= Poisson superalgebra =

Z2-graded generalization of a Poisson algebra

In mathematics, a Poisson superalgebra is a $\mathbb{Z}_2$-graded associative unital algebra $A = A_0 \oplus A_1$ that is equipped with a second bilinear map,
$[\cdot,\cdot] : A\times A\to A$.
Let $|x|$ denote the parity of a homogeneous element $x$, then $\forall x,y,z \in A$ the bracket satisfies:
- Graded Antisymmetry: $[x,y] = - (-1)^{|x||y|} [y,x]$.
- Graded Jacobi Idenitity: $[x,[y,z]] = [[x,y],z] + (-1)^{|x||y|}[y,[x,z]]$.
- Graded Leibniz Rule: $[x,yz] = [x,y]z + (-1)^{|x||y|} y[x,z]$.
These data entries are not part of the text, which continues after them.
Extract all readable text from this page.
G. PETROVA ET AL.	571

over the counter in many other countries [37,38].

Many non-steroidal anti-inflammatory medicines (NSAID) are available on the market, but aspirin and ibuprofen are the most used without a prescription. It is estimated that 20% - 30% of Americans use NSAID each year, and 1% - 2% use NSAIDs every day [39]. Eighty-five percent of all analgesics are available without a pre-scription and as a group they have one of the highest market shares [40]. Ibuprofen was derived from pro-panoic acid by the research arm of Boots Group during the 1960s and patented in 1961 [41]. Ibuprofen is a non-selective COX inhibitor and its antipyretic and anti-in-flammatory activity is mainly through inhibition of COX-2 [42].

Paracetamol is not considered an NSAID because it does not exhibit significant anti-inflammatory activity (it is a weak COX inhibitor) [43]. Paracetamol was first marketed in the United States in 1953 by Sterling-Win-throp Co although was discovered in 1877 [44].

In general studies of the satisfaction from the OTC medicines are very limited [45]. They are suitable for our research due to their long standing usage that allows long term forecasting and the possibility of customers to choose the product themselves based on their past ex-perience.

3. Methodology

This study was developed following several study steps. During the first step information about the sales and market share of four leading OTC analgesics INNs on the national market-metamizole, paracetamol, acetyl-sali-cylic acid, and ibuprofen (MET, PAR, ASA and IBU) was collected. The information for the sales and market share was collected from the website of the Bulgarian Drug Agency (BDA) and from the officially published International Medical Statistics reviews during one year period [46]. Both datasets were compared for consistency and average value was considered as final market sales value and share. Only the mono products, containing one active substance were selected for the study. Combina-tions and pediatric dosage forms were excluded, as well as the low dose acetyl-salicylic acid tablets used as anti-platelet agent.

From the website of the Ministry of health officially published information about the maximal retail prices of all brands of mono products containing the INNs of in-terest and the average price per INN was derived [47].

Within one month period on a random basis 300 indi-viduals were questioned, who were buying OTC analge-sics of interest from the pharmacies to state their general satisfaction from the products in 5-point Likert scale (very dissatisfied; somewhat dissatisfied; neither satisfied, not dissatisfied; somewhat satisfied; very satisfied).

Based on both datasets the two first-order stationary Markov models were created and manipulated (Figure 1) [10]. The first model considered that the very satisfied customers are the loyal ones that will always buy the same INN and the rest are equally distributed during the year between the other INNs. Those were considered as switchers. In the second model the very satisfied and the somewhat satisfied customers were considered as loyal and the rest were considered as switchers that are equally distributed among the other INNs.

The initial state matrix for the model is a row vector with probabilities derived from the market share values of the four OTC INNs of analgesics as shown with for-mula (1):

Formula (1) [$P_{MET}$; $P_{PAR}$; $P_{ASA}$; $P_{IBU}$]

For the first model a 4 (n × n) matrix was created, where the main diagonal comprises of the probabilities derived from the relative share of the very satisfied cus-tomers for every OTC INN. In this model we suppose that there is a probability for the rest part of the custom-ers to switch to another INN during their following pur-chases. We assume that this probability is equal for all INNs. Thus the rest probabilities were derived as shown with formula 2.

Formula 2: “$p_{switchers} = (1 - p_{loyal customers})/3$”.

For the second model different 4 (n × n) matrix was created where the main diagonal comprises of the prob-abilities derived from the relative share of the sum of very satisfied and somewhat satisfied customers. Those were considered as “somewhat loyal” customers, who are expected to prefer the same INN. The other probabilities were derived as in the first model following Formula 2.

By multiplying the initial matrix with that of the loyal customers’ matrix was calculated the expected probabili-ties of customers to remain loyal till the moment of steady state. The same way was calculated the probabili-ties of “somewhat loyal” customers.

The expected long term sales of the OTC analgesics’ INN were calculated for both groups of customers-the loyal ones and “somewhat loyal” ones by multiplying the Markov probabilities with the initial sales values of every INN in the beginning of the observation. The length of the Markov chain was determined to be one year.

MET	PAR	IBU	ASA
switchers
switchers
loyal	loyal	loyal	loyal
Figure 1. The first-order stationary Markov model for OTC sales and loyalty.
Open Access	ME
This is one of two possible ways of "super"izing the Poisson algebra. This gives the classical dynamics of fermion fields and classical spin-1/2 particles. The other way is to define an antibracket algebra or Gerstenhaber algebra, used in the BRST and Batalin-Vilkovisky formalism. The difference between these two is in the grading of the Lie bracket. In the Poisson superalgebra, the grading of the bracket is zero:
$|[a,b]| = |a|+|b|$
whereas in the Gerstenhaber algebra, the bracket decreases the grading by one:
$|[a,b]| = |a|+|b| - 1$

== Examples ==
- If $A$ is any associative $\mathbb{Z}_2$-graded algebra, then, defining a new product $[\cdot,\cdot]$, called the super-commutator, by $[x,y]:=xy-(-1)^{|x||y|}yx$ for any pure graded x, y, turns $A$ into a Poisson superalgebra.
- The algebra $C^\infty(P)$ of smooth functions of a symplectic manifold $(P,\Omega)$ is a Poisson Superalgebra if we set $A_1 = 0$.